Весна пришла бурная, быстрая, а с ее приходом мы стали ждать и корабли с новым составом 19-й Советской антарктической экспедиции. С Большой земли нам предложили отработать еще одну весну и лето. Мы согласились, но возникла проблема с прохождением ежегодной медицинской комиссии — ВЛЭК-то в «Молодежной» нет. Началась интенсивная переписка. К нашему счастью, в МГА уже работал Назаров, бывший начальник авиации спецприменения, он-то и дал разрешение пройти нам медкомиссию в Антарктиде. Тем более, что старшим врачом в «Молодежной» был хирург из медсанчасти Домодедовского объединенного авиаотряда Олег Сапрыкин, кстати, сам член врачебно-летной экспертной комиссии. Медкомиссию прошли почти в полном объеме — в «Молодежке» не было лишь штатных нейрохирурга и невропатолога. Все здоровенькими оказались... А тут и телеграмма подоспела, дескать, бортрадиста вам подсылаем на корабле, можете работать, летать.

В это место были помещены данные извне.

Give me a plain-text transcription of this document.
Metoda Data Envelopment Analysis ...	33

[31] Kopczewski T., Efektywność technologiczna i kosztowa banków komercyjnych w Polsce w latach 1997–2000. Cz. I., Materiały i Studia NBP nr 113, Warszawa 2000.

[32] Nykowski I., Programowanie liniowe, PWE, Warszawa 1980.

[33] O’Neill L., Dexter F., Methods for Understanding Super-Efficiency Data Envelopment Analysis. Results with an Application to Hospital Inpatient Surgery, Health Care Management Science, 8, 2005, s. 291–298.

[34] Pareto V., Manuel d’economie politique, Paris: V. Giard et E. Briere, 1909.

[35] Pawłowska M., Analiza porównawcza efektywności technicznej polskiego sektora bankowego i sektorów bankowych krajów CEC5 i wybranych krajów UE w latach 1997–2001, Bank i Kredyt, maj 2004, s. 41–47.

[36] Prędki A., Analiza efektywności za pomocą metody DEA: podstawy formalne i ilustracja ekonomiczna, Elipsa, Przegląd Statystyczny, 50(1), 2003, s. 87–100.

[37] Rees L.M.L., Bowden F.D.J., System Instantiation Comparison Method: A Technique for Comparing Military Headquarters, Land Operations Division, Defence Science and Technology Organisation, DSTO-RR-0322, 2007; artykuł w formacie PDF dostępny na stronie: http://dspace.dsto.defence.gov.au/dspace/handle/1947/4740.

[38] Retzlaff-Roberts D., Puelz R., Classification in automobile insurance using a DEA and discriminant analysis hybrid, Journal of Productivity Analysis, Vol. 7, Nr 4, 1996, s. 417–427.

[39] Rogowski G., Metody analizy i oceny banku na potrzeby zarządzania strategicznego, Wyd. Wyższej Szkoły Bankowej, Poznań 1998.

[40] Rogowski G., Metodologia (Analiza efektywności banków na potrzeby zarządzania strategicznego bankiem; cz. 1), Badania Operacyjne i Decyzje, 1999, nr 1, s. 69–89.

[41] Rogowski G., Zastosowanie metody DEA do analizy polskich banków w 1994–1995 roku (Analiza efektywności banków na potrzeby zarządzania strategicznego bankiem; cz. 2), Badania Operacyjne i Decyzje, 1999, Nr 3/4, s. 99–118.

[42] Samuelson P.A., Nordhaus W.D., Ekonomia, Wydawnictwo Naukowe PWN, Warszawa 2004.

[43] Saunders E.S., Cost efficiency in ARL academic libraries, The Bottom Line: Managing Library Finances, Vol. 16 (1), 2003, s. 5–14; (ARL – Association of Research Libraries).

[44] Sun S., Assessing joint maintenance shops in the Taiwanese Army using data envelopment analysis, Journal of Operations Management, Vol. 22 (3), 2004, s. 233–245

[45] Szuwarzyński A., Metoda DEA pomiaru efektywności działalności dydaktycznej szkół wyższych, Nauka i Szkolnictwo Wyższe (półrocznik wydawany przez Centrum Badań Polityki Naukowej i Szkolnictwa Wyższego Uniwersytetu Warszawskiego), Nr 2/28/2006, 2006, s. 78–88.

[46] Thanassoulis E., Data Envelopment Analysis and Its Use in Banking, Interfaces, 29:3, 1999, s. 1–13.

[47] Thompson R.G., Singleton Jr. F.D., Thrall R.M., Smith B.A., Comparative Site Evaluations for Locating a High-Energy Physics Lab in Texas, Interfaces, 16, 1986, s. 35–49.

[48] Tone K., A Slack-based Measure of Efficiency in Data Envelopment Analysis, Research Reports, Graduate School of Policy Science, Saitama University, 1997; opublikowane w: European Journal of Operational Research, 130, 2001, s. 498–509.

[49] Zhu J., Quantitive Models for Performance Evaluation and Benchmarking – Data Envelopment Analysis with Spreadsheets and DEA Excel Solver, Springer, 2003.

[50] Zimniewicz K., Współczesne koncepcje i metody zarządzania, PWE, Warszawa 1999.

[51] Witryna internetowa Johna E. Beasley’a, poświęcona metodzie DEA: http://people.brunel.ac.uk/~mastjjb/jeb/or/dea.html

Вот так, отработав лето, осень, зиму, половину весны мы стали готовиться к новым полетам в 19-й САЭ. Естественно, «отбарабанив» столько времени в тяжелейших условиях, наш экипаж имел право надеяться, что в наступающем сезоне работу нам дадут полегче, типа аэромагнитной съемки, которая считалась самой простой. Летишь себе в хорошую погоду, на нормальной высоте над ледниками, красотой любуешься...
Но оказалось, что наши надежды совершенно напрасны. На нас, как выяснилось позже, легла очень большая нагрузка.
Командиром летного отрада в 19-й САЭ шел Евгений Григорьевич Журавлев, мой старый приятель еще с Арктики, всеми уважаемый человек и летчик. Когда суда появились в акватории моря Космонавтов, их путь мы стали отмечать на карте флажками — всем не терпелось увидеть товарищей, получить вести из дома.
А пока они шли к «Молодежке», решили сделать благое дело — все машины, которые оставались на зимовку, полностью привести в порядок. Мы их перетаскивали с места на место, чтобы меньше заносило снегом, приходилось поднимать Ил-14, когда ветром их сажало на «хвост», ремонтировать... Этот бич преследовал нас всю зиму, ремонт затягивался на несколько дней. Поэтому и возникло желание сделать полную «ревизию» нашим Ил-14, а поскольку они были уже старенькие, изношенные, то еще и облетать после ремонтных работ, проверить летные качества и дать полную характеристику каждой. Полеты выполнять строго над аэродромом, чтобы при отказах сразу произвести посадку.
К тому времени, а шел ноябрь 1973 года, опыт таких контрольно-испытательных полетов у меня уже был. Я ими занимался и в Союзе, и здесь... Поэтому, приступив к полной «инвентаризации», решили слетать на каждом Ил-14 до практического «потолка» по высоте, пока он идет вверх и не начнет раскачиваться, а вертикальная скорость перестает вообще расти. В авиации это нормальное явление: «залез» на потолок, дальше машина «висит», выше идти не хочет.
Ил-14 не герметичный самолет, индивидуальных кислородных масок у нас тоже не было. По расчетам КБ С. В. Ильюшина новый самолет мог подниматься на 6500 метров, а поскольку наши Ил-14 были далеко уже не новыми, выше 5 — 5,5 тысячи метров они идти не хотели, вернее, не могли, поскольку давно уже потеряли первоначально заложенные в них аэродинамические качества. Но и на этих высотах в Антарктиде экипажу приходится не сладко...
Тем не менее, решили поэкспериментировать сами на себе, как на белых мышах в какой-нибудь лаборатории. Нам захотелось узнать, как ведет себя человек в условиях нехватки кислорода, пилотируя при этом самолет. Я дал указание следить друг за другом и при малейших признаках ухудшения самочувствия тут же уходить вниз, на нормальные высоты. Все мы были разными по возрасту, весу, физической подготовке, и кто его знает, какой сюрприз подкинет Антарктида в столь необычном полете...
Когда поднялись выше 4000 метров, у всех вдруг начался какой-то эмоциональный подъем, настроение на глазах улучшилось, разговорчивые стали, эйфория необычная накатила. Все полезли друг к другу с какими-то рассказами, шутками... С земли картина эта тоже выглядела не совсем обычно — самолет уходит, уходит в синь неба, превращается в серебристый крестик, который... ни с того ни с сего начинает качаться.